Several law firms sued MSG over the policy in New York’s Supreme Court, and in November, the judge issued a preliminary injunction for the firms, stating that the company is within its rights to revoke and refuse to sell tickets to the attorneys, but that they can’t be turned away at the door once they arrive with a valid ticket. Regarding Madison Square Garden itself, according to the ruling, the statute applies only to “theatrical performances and musical concerts,” not sporting events. Madison Square Garden appealed the ruling to the Appellate Court in mid-November, while the plaintiffs counter-appealed a month later.
A spokesperson for Madison Square Garden Entertainment referred Rolling Stone to its previous statement from December. “MSG instituted a straightforward policy that precludes attorneys from firms pursuing active litigation against the Company from attending events at our venues until that litigation has been resolved,” the company said. “While we understand this policy is disappointing to some, we cannot ignore the fact that litigation creates an inherently adversarial environment.”
Regarding the lawmakers’ demand for a policy on the storage of biometric data, the spokesperson said, “The facial recognition technology system does not retain images of individuals, with the exception of those who were previously advised they are prohibited from entering our venues, or whose previous misconduct in our venues has identified them as a security risk.”
Face-scanning technology is a growing topic within the live events industry. Advocates say the tech can be used to stop genuine safety concerns at gatherings. Taylor Swift’s tour in 2018, for instance, used the technology as a measure against the singer’s hundreds of stalkers, Rolling Stone reported at the time.
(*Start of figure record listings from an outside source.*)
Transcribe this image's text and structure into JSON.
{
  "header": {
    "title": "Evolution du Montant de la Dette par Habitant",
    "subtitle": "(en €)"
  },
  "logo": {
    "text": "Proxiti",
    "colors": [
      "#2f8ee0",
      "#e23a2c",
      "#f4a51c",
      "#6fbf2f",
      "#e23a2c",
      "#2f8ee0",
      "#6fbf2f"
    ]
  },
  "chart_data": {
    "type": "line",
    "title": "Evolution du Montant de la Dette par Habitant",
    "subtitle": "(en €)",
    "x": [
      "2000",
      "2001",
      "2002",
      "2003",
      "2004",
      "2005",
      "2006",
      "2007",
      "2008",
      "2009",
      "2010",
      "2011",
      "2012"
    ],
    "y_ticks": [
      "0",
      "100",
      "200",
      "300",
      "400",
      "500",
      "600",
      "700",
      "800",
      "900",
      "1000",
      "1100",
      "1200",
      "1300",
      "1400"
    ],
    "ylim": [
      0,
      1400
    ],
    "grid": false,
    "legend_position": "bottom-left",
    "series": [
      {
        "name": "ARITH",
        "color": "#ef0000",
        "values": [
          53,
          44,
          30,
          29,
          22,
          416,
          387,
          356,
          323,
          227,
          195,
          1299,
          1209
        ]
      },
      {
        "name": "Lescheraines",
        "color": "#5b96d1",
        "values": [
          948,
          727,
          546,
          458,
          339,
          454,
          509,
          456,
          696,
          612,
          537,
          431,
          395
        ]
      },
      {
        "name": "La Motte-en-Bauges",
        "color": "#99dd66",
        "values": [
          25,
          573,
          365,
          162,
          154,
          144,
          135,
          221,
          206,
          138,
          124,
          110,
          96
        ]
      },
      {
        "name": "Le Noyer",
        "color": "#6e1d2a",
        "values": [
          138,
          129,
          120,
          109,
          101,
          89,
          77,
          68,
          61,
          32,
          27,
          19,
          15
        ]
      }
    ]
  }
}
Critics, however, say the technology can be easily misused to discriminate and violate anyone’s privacy.
“If MSG can do this to attorneys suing the company, they can also target employees and customers who sue the company for violating the law,” Albert Fox Cahn — founder and executive director of the Surveillance Technology Oversight Project who protested alongside the lawmakers — said in a statement. “It’s terrifying to think that other companies might follow suit, and that anytime you exercise your rights in court it will mean getting banned from public life. If New Yorkers can be banned from a Rangers game, they can be banned from the grocery store or the pharmacy. These technologies are ripe for abuse, and it’s long past time that the city and state ban them.”